Three months ago, I argued in an article that China's railway lines were inching towards the Indian border. The argument was of course based on reports of China's own plans to expand its railway network in the Tibet.

I also argued that towns like Tibetan towns like Nyangtri  (Nyingchi)  - which will eventually link to Lhasa - already boasted  swank airports. So, infrastructure investment had already flowed liberally into the region. The  railway line was following the initial thrust, not preceding, as would historically have been the case.

The Indian Express today reports with greater finality that China is to extend its Tibet railway network into the Chumbi valley area, next to Sikkim and the Siliguri corridor. The newspaper says the  China's Railway Ministry latest map shows lines extending from Lhasa to  Zangmu on the Nepal border, to eventually extend into Nepal and even Kathmandu. Another line will branch out midway at Shigatse, and end up at Yadong, which is on the other side of Sikkim.

Trading Places

As I pointed out earlier, there are sound economic benefits in this linkages for trade on both sides of the Indo-China border. Traders in Sikim have hoped that for years that a road or rail link with China via the Nathu La pass would accelerate trade. For Tibet, the port of Kolkata is closer than Tianjin (1,200 km versus 5,000 km).

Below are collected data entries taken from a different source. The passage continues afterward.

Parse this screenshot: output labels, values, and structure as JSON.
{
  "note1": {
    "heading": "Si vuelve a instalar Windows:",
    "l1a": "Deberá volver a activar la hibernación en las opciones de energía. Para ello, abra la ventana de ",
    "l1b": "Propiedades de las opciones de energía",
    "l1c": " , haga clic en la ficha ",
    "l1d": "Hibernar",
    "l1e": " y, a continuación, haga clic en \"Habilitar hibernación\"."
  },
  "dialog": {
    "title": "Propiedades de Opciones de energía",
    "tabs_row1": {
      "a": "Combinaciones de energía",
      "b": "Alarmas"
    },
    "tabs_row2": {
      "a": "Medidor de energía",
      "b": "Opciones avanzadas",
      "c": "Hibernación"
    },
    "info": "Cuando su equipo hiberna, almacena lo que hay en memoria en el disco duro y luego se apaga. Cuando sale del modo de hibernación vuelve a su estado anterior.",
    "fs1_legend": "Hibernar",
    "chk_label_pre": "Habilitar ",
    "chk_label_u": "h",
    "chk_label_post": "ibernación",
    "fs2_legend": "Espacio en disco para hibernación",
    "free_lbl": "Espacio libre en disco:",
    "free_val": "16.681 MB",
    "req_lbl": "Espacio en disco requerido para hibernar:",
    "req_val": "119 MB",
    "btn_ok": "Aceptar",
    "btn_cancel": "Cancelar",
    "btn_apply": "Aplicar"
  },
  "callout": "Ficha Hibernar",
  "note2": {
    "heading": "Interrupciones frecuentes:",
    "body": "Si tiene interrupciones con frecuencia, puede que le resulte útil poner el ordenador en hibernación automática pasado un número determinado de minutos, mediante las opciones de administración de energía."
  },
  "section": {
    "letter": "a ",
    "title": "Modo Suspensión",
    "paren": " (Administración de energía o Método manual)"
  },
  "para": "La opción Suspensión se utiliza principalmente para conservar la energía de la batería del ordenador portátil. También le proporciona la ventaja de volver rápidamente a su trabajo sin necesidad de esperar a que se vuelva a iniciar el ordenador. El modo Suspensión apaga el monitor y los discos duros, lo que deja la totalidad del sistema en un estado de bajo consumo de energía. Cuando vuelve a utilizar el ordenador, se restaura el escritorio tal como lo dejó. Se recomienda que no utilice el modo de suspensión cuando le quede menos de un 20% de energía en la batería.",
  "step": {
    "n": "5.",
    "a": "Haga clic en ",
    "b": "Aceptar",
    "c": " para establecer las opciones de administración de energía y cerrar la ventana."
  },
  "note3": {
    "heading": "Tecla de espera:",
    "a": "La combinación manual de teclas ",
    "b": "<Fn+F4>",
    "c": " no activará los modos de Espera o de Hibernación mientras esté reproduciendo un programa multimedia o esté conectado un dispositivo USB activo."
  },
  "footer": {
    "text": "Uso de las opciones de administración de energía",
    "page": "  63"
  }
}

India is also concerned about such developments from a strategic-defense perspective. Given history, that cannot and must not be ignored. The fact however remains that the region is in crying need of infrastructure. I recently travelled to Dibrugarh, in Assam, which is perhaps the largest, eastern-most town in India...incidentally, the longitudinal line that passes through Dibrugarh  touches Banda Aceh (1.5 hours ahead) in Indonesia down south.

I also drove from Jorhat to Dibrugarh on National Highway 37. One way of looking at it is that the infrastructure in this region is similar to most states in India. And why hope for anything better ? The other is to see China's moves on the other side of the border and use the economic, rather than the military rationale to change things.